This is not good enough. What are the preliminary recommendations, for example, of the Randall Committee? Surely after 2 years of deliberations and stalling the Government has made some progress on whether or not it is desirable to acquire the wool clip; and surely after 2 years it has some positive views on acquisition. Or is it a fact that the Government is in a hopeless position, incapable of sound and constructive decision on wool acquisition? Wool growing is Australia's most important single industry. Its past and present contributions to the growth of Australia economically, and to the development of the nation, are of great magnitude. Its future is clouded with deep uncertainty and the Government, by refusing to make a positive decision and to give leadership on this vital marketing reform, is contributing greatly to wool's misfortunes and the widespread uncertainty which presently exists. Instead of making wool marketing reform one of its highest priorities, the Government has relegated it to one of the lowest priorities.
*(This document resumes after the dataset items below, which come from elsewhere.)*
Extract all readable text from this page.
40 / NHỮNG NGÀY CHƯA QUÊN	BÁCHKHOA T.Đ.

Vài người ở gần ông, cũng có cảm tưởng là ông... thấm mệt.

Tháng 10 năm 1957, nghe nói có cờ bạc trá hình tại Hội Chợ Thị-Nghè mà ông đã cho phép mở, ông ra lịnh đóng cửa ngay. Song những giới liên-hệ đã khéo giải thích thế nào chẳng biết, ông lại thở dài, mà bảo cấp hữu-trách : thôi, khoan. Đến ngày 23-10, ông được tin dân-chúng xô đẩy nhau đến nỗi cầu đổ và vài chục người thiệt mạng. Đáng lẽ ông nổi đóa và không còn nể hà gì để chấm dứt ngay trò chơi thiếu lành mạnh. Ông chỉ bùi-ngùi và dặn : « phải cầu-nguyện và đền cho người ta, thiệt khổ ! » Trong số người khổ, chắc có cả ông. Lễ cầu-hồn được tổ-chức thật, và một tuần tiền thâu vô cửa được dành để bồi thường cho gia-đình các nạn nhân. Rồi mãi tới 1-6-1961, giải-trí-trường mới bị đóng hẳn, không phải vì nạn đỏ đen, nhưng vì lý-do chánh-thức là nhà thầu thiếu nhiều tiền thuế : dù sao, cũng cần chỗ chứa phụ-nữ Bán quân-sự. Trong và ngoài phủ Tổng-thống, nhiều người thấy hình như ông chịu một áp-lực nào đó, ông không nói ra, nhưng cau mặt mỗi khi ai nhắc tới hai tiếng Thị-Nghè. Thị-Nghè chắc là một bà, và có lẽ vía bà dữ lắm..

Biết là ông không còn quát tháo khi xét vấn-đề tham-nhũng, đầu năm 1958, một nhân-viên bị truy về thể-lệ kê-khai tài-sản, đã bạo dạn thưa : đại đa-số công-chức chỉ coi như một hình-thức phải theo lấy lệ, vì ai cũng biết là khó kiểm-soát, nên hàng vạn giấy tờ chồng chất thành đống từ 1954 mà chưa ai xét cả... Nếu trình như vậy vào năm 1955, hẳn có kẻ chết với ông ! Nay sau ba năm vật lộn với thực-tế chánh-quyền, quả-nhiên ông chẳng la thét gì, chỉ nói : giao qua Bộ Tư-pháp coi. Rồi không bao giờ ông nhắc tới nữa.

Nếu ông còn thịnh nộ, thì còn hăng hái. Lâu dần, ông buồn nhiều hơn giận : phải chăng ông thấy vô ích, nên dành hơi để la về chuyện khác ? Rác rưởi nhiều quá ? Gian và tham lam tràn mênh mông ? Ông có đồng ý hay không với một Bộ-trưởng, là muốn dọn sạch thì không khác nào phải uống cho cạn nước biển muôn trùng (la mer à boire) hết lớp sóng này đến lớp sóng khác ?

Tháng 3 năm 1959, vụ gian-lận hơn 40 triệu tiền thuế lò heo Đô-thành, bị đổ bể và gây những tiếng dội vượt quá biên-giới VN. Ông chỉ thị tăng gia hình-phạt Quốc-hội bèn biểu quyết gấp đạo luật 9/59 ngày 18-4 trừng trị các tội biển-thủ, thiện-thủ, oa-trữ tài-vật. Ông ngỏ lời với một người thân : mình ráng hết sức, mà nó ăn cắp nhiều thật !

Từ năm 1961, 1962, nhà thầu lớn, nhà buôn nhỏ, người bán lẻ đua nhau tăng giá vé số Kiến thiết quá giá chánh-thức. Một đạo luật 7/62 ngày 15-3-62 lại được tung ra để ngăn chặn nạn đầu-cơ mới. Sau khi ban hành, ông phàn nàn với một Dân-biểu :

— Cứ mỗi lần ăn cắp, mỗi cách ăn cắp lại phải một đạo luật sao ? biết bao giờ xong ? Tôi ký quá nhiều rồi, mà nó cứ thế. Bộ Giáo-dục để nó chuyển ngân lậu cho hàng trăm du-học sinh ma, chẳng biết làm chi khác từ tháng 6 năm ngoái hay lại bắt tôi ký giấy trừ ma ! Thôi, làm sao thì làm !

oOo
Let not the Government waste time in the House this afternoon parroting off its policies on wool deficiency payments, the

Australian Wool Commission activities or the price averaging plan policy. These are temporary stop-go policies only. They are not necessarily reliable or permanent machinery for stabilising the wool situation in this country, and they are not based on the solid foundation of permanency. The basic issue before the House today is whether or not the Government supports the establishment of a wool marketing authority to acquire and to market the Australian wool clip. Does it support this proposition or does it not, after 2 years of deliberations? All we have had has been a wall of frustration and indecision, buckpassing and promises.

What this nation desperately needs, not only in wool marketing but also in other economic matters, is some semblance of leadership. At present, the Government is nothing more than a rabble, torn apart by dissension on this most important matter.

For 2 years the Australian Labor Party has been hammering the Government to take action to establish a statutory authority to acquire and market the exportable wool clip. Every major wool grower organisation in Australia now supports the principle of orderly marketing through acquisition of the wool clip. The auction system of selling wool in Australia has failed the wool grower. The auction system is archaic and inefficient and should be progressively scrapped. By continuing with this system, the Government is condoning inefficiency; it is perpetuating the problem. Because the Government has strong political allegiances to the major wool broking houses and hire purchase and pastoral companies, it has embarked on a deliberate policy of stalling. The Liberal Party, as is well known and as was certainly exposed last night by the honourable member for Moore (Mr Maisey), is bitterly opposed to any interference with the auction system. It is prepared to sacrifice the economic livelihood of thousands of traditional small wool growers and their families in order to support powerful wool broking interests and an inefficient auction system.

It is obvious also that the Australian Country Party is too weak to buck the Liberals for fear of widening the serious dissension which already exists within the Government. The Country Party is most vocal outside the Parliament - in the electorates - about its wicked partner, the Liberal Party. But, when it comes to positive decisions in this House and positive action in the Parliament, every member of the Country Party is completely subservient to the dictates of the Liberal Party and the Liberal Prime Minister (Mr McMahon). Despite the fact that the Prime Minister and his Liberal Party cohorts are doing consistent damage to the overall economy of this nation, serious blame must also fall on the shoulders of members of the Country Party for their weakness in not taking the responsibility of leadership in the matter of wool. The honourable member for Moore is most vocal in his electorate and elsewhere outside the Parliament in condemning his own leaders. I hope that he would be taking part in this debate this afternoon in order to make his statements in the Parliament. If he liked to ask for leave to make a statement in order to repeat and to elucidate the allegations that he made last night, the Opposition would have no hesitation in giving him leave to make such a statement.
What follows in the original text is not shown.